I began before the pandemic but the urge was more about the idea of wanting to be a gardener than an actual need for food grown by my self.
I live in the country and moved back here in part because I wanted to do things like garden and ride my horse. Supposedly they were the things that fulfilled me. In real life, feet on the ground life, my horse at some point began to not like me and then make me nervous and the garden requires attention all the time.
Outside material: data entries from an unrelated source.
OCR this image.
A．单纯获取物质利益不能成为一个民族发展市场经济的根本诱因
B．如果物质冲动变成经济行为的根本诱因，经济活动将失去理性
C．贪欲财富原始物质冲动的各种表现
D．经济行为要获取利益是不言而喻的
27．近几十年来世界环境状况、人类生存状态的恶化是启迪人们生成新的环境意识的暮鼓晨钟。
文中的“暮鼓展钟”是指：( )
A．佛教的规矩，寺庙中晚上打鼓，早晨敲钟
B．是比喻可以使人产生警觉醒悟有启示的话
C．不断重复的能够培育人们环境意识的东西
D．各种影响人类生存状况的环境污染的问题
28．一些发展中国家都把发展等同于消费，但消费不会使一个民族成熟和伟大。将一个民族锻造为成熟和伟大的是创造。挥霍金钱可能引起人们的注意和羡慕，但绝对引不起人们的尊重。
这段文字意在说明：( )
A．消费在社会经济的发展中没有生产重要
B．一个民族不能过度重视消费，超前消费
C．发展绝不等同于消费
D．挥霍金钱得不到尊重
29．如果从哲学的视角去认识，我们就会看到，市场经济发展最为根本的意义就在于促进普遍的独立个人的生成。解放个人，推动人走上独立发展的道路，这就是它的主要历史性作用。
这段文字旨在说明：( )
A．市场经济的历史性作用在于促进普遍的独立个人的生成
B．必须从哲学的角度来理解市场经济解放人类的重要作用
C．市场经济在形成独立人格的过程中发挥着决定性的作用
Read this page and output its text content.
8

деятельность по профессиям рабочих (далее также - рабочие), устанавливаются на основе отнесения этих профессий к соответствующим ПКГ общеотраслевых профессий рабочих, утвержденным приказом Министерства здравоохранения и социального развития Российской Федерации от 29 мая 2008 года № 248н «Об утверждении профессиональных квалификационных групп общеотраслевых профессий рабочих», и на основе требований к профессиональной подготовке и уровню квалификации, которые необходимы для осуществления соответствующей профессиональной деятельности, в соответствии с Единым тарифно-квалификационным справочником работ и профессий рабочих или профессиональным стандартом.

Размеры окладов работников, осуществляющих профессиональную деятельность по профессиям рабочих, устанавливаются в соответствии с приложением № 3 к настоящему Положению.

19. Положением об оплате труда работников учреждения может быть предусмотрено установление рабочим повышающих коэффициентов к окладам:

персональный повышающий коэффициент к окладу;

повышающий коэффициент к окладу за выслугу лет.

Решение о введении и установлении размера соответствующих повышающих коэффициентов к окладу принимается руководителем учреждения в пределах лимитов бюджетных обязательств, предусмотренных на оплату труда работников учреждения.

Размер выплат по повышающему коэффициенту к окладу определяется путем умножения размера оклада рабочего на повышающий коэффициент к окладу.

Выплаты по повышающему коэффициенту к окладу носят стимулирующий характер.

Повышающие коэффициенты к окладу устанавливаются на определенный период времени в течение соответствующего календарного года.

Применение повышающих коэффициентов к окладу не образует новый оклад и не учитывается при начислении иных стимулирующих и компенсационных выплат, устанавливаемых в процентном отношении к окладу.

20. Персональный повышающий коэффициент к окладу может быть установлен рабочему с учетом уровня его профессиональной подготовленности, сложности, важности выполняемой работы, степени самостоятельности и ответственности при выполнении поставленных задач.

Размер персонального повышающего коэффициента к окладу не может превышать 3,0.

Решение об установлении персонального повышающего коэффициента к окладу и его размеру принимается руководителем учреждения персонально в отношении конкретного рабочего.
For many months, we fared well in the pandemic. My husband’s weekly commute to Houston ended. We were at home. Scared and sanitizing mail, yes. But we have one child we weren’t yet having to home school and suddenly we had what felt like a real marriage in life. We spent seven nights a week together in the same bed. I enjoyed being here with my daughter. Compared to the destruction and desperation we witnessed happening around the world, we had no choice but to be grateful.
So I continued my garden. The thing about gardening, as I mentioned, is that it requires attention, and the other thing is that it can grow without it. Looking back, I see that once I began to be lazy, or when it began to feel pointless, not sure which came first, I assumed the garden would die. But it did not just die.
A man who drinks a lot and who was born with less material means than me helps to mow my yard and one day a couple of weeks ago he asked if he could have some of my peppers. His mom likes to use them to make greens. I couldn’t believe there were still peppers there. What did he think of me? My overgrown garden. Fucking food there, actual real food grown by me, left unpicked. Why? Because it still didn’t feel real enough?
Here’s real. I’ve been home sick for a week with Strep throat. My grandmother died of the virus just three weeks ago. My husband and I are on different planets, as happens in marriage when circumstances allow you to lose perspective, and our two year old is me, but liberated, meaning she is giving us hell. The sun was shining today, geese honking and pelicans flying overhead. The colors are particularly amazing right now. The Japanese Maple and the White Oak and the Parsley Hawthorne. Stunning visual display of the fact that seasons do indeed change. Real enough? I went out to the garden, to assess. It is December now and we’ve had many frosts and there are still tomatoes and eggplants and some peppers. Green tomatoes on the vine– the idea is to fry them. Some cayennes ripe, many of them, enough to make hot pepper flakes and give to some neighbors and friends. The idea is there to do it.
I might have left them. The pepper plant still had blooms. But I pulled them up. The eggplant required a lot of me, my foot on the raised bed as leverage while I strained. I’m sparing them; it has only gotten colder. Who knows what would have come next? Nothing pretty. And I think of my grandmother. Ninety years old. Very, very gone. A virus, a pandemic, she’s dead. Who knows what would have come next? Perhaps nothing pretty. Perhaps she was spared.
What else is there to think but that? If I am to live with it, continue to feel grateful, plant a garden this spring, as a vaccine does its work and spares, hopefully, the rest of us, what else is there to think but that she was spared something worse? That there is, indeed, some kind of point?